Carlos Menem sentenced to seven years in prison for weapons smuggling to Ecuador and Croatia during the 1990s.

Carlos Menem
An economic tribunal in Buenos Aires has also banned Menem, a current senator, from holding elective office [EPA]

Former Argentine President Carlos Menem has been sentenced to seven years in prison for illegally smuggling weapons to Ecuador and Croatia in violation of international embargoes in the 1990s.

An economic tribunal in Buenos Aires issued the verdict on Friday, while banning him from holding elective office and asking the Senate, where he is currently a member, to vote to remove his immunity.

The sentence is final unless overturned by the country’s Supreme Court, but it was unclear whether the country’s Congress will vote him out of office.

Menem’s lawyer, Maximiliano Rusconi, said the defence would contest what he called “this judiciary disaster”.

But Ricardo Monner Sanz, a government prosecutor, praised the work of the appeals court.

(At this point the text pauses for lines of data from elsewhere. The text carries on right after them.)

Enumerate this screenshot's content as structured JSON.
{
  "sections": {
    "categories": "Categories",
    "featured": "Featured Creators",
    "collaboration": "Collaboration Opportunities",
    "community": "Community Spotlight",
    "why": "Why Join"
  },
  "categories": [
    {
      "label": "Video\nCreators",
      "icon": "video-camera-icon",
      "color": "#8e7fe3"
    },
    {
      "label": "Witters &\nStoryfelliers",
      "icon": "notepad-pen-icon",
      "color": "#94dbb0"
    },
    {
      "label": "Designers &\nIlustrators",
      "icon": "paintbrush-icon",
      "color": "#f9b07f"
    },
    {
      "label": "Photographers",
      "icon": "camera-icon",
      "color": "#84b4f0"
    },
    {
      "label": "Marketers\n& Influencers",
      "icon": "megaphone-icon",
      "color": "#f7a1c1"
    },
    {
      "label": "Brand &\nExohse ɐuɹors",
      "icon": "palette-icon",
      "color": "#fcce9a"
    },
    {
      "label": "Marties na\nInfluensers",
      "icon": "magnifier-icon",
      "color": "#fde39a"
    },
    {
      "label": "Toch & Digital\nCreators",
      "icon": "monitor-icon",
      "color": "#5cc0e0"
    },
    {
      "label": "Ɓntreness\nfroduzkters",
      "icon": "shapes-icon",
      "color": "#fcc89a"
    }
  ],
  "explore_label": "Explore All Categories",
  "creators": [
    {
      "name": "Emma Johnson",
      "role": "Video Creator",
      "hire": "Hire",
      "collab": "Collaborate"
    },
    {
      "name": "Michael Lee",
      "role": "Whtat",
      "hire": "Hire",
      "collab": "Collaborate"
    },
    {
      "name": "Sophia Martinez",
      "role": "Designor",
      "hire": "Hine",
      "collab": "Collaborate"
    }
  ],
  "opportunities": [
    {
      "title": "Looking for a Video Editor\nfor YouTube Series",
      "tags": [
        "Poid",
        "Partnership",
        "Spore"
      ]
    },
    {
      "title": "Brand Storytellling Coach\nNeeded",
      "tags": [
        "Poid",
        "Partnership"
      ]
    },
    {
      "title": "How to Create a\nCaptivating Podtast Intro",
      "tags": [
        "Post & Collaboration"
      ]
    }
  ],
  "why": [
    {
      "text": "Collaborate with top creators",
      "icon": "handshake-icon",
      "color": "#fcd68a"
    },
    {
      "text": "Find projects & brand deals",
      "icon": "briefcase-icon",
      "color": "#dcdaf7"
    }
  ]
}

Menem’s leadership of Argentina in the 1990s is frequently criticised by President Cristina Fernandez, but as senator he has provided a reliable swing vote on critical issues, and the current president’s allies control the Senate.

Menem was due to begin serving his sentence immediately. But given his advanced age, 82, he would likely serve his sentence at home.

Advertisement

Weapons ban

An appellate court found Menem guilty in March, overturning his earlier acquittal at trial in 2011.

The higher court said that much of the evidence had been mistakenly dismissed, and that there was no logical way the weapons could have been smuggled without Menem’s direct participation and approval.

Menem, who served two terms as president from 1989 to 1999, acknowledged signing secret decrees to export weapons to Venezuela and Panama.

But he also said he had no idea that the tons of rifles and ammunition made in Argentina would end up in Ecuador and Croatia, countries subject to international embargoes at the time.

At the time, Ecuador was engaged in a border war with Peru, and Argentina was banned from selling weapons to either side as one of the guarantors of a peace agreement the two nations signed ending an earlier war in 1942.

Meanwhile, the Balkans, including Croatia, was also under a UN arms embargo following the break up of Yugoslavia.